A December, 2015 conceptual design for nearly 70 miles (112km) of bored tunnels that form the Phase 1 California Water Fix of the planned $14.9 billion California Bay Delta Water Conveyance Project. Photo: YouTube/TunnelTalk
“It’s important that everyone understands the true facts about the [California WaterFix] project and its cost.”Dear Editor,
We respectfully disagree with your Aug. 24 editorial, “Water Board: Vote ‘No’ on Billion-dollar Delta Tunnels project,” which was based on erroneous rhetoric and incorrect information.
We depend on water imported from Northern California through the Delta for about 30 percent of the supplies we use in the Southland. But that system is aging and less reliable than it should be. We need an updated, modernized and cost-effective water system, and we need it to protect the Delta environment. Scientists tell us California WaterFix, with its new intakes, twin tunnels, and environmental safeguards will help achieve those goals.
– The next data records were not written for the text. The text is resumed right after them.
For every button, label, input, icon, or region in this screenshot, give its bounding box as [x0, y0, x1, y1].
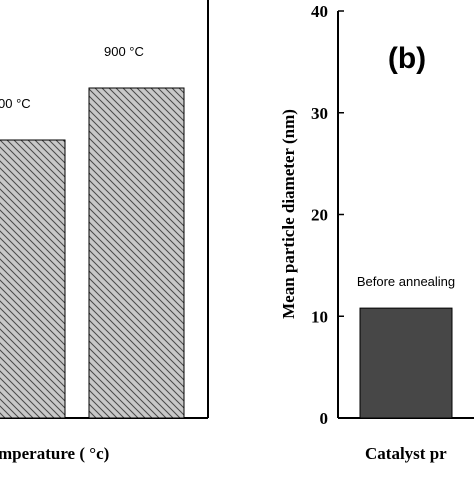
panel-b-y-axis-label: Mean particle diameter (nm)	[279, 109, 298, 319]
panel-b-x-axis-label: Catalyst pr	[365, 444, 447, 463]
panel-a-bar-label: 00 °C	[0, 96, 31, 111]
panel-b-bar	[359, 307, 453, 419]
y-tick-label: 0	[320, 409, 329, 428]
panel-b: 0 10 20 30 40 Before annealing (b) Mean part…	[279, 2, 474, 463]
y-tick-label: 10	[311, 307, 328, 326]
panel-b-y-ticks: 0 10 20 30 40	[311, 2, 344, 428]
panel-a-bar	[88, 87, 185, 419]
panel-b-label: (b)	[388, 42, 426, 75]
panel-a-x-axis-label: mperature ( °c)	[0, 444, 109, 463]
panel-a-bar	[0, 139, 66, 419]
panel-b-bar-label: Before annealing	[357, 274, 455, 289]
y-tick-label: 30	[311, 104, 328, 123]
panel-a: 00 °C 900 °C mperature ( °c)	[0, 0, 209, 463]
y-tick-label: 40	[311, 2, 328, 21]
panel-b-bars: Before annealing	[357, 274, 455, 419]
panel-a-bar-label: 900 °C	[104, 44, 144, 59]
y-tick-label: 20	[311, 206, 328, 225]
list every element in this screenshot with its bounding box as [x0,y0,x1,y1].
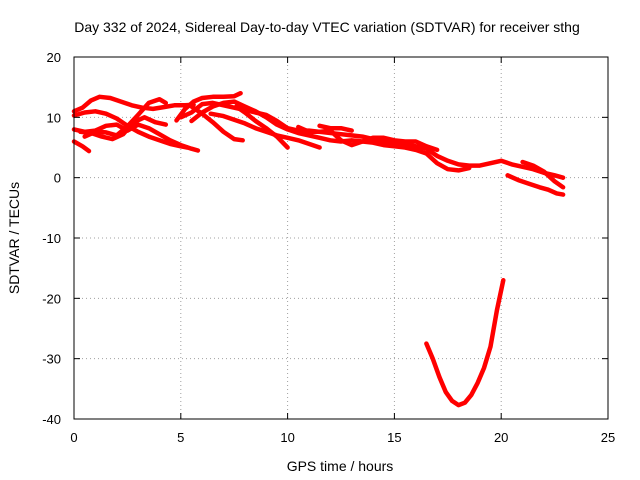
series-line-arc-2 [174,90,243,123]
series-line-arc-13 [296,124,440,153]
x-tick-label: 25 [601,430,615,445]
x-tick-label: 15 [387,430,401,445]
series-line-arc-1 [71,94,196,114]
grid [74,57,608,419]
series-line-arc-14 [317,123,354,133]
y-tick-label: -30 [42,352,61,367]
series-line-arc-7 [78,115,169,142]
x-tick-label: 10 [280,430,294,445]
x-axis-label: GPS time / hours [287,458,394,474]
y-tick-label: -20 [42,291,61,306]
y-axis-label: SDTVAR / TECUs [6,182,22,294]
series-line-arc-12 [234,104,290,150]
series-line-arc-9 [189,99,472,173]
chart-title: Day 332 of 2024, Sidereal Day-to-day VTE… [74,19,580,35]
x-tick-label: 20 [494,430,508,445]
y-tick-label: -10 [42,231,61,246]
series-line-arc-10 [208,111,322,150]
series-line-arc-15 [505,173,566,197]
y-tick-label: -40 [42,412,61,427]
x-tick-label: 5 [177,430,184,445]
series-line-arc-17 [424,277,506,408]
y-tick-label: 10 [47,110,61,125]
series-line-arc-5 [71,139,92,154]
data-series [71,90,566,408]
series-line-arc-16 [520,159,566,190]
x-tick-label: 0 [70,430,77,445]
axis-ticks: 0 5 10 15 20 25 -40 -30 -20 -10 0 10 20 [42,50,615,445]
y-tick-label: 0 [54,171,61,186]
series-line-arc-11 [189,104,245,143]
y-tick-label: 20 [47,50,61,65]
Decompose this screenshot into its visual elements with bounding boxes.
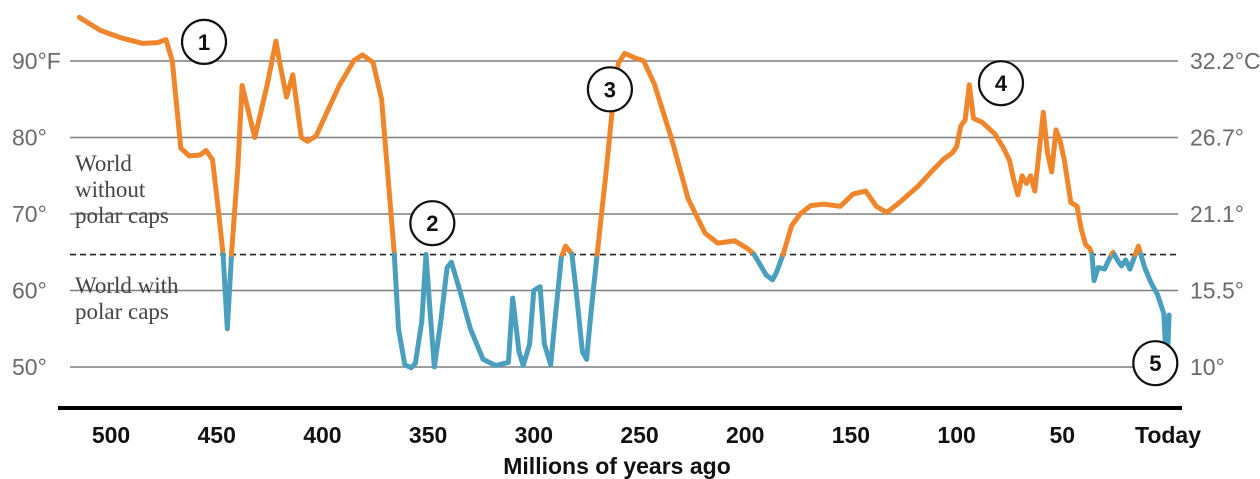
series-line-warm bbox=[594, 50, 757, 257]
marker-1: 1 bbox=[180, 18, 228, 65]
x-tick-label: Today bbox=[1135, 422, 1201, 448]
series-line-warm bbox=[76, 14, 226, 257]
x-tick-label: 300 bbox=[515, 422, 553, 448]
series-line-cold bbox=[423, 252, 565, 370]
y-tick-label-left: 90°F bbox=[12, 48, 61, 74]
x-tick-label: 50 bbox=[1050, 422, 1076, 448]
marker-4: 4 bbox=[977, 60, 1025, 107]
y-tick-label-right: 32.2°C bbox=[1190, 48, 1260, 74]
x-tick-label: 250 bbox=[620, 422, 658, 448]
x-tick-labels: 500 450 400 350 300 250 200 150 100 50 Today bbox=[92, 422, 1201, 448]
marker-number: 2 bbox=[426, 211, 438, 236]
y-tick-label-left: 80° bbox=[12, 125, 47, 151]
y-tick-label-right: 26.7° bbox=[1190, 125, 1244, 151]
marker-5: 5 bbox=[1132, 340, 1179, 387]
marker-circle bbox=[409, 200, 456, 247]
x-tick-label: 400 bbox=[303, 422, 341, 448]
series-line-cold bbox=[569, 252, 600, 362]
marker-number: 4 bbox=[995, 71, 1008, 96]
left-y-tick-labels: 90°F 80° 70° 60° 50° bbox=[12, 48, 61, 380]
x-tick-label: 350 bbox=[409, 422, 447, 448]
right-y-tick-labels: 32.2°C 26.7° 21.1° 15.5° 10° bbox=[1190, 48, 1260, 380]
y-tick-label-right: 10° bbox=[1190, 354, 1225, 380]
x-tick-label: 150 bbox=[832, 422, 870, 448]
x-axis-title: Millions of years ago bbox=[503, 453, 731, 479]
marker-number: 3 bbox=[604, 77, 616, 102]
series-line-warm bbox=[780, 82, 1095, 257]
marker-circle bbox=[977, 60, 1025, 107]
x-tick-label: 100 bbox=[937, 422, 975, 448]
x-tick-label: 500 bbox=[92, 422, 130, 448]
marker-number: 1 bbox=[198, 30, 210, 55]
below-threshold-label: World with polar caps bbox=[75, 273, 179, 324]
series-line-warm bbox=[229, 38, 397, 257]
above-threshold-label: World without polar caps bbox=[75, 151, 169, 228]
y-tick-label-left: 50° bbox=[12, 354, 47, 380]
temperature-series bbox=[76, 14, 1172, 378]
region-labels: World without polar caps World with polar ca… bbox=[75, 151, 179, 324]
x-tick-label: 450 bbox=[198, 422, 236, 448]
marker-circle bbox=[586, 66, 634, 113]
series-line-cold bbox=[1089, 252, 1115, 284]
marker-2: 2 bbox=[409, 200, 456, 247]
y-tick-label-left: 70° bbox=[12, 201, 47, 227]
series-line-cold bbox=[391, 252, 429, 371]
series-line-cold bbox=[1111, 252, 1138, 272]
y-tick-label-left: 60° bbox=[12, 278, 47, 304]
series-line-cold bbox=[220, 252, 234, 332]
x-tick-label: 200 bbox=[726, 422, 764, 448]
series-line-cold bbox=[751, 252, 786, 283]
y-tick-label-right: 21.1° bbox=[1190, 201, 1244, 227]
y-tick-label-right: 15.5° bbox=[1190, 278, 1244, 304]
marker-circle bbox=[180, 18, 228, 65]
marker-3: 3 bbox=[586, 66, 634, 113]
marker-number: 5 bbox=[1149, 351, 1161, 376]
numbered-markers: 1 2 3 4 5 bbox=[180, 18, 1179, 387]
marker-circle bbox=[1132, 340, 1179, 387]
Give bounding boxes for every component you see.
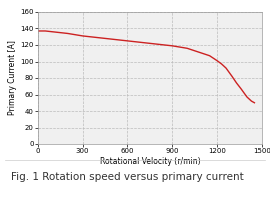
X-axis label: Rotational Velocity (r/min): Rotational Velocity (r/min) [100, 157, 200, 166]
Y-axis label: Primary Current [A]: Primary Current [A] [8, 41, 17, 115]
Text: Fig. 1 Rotation speed versus primary current: Fig. 1 Rotation speed versus primary cur… [11, 172, 244, 182]
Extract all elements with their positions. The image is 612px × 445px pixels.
Contrary to the bloated cost estimates in your editorial, the latest analysis shows the average Southland household would pay only about $2-$3 a month more for California WaterFix. The cost to develop other local supplies to replace this water would cost households at least two or more times as much per household. WaterFix is more affordable for Southern Californians than the alternatives.
As you know, the Metropolitan Board of Directors is nearing a decision on whether to invest in California WaterFix and secure this affordable supply of water for decades to come. It’s important that everyone understands the true facts about the project and its cost.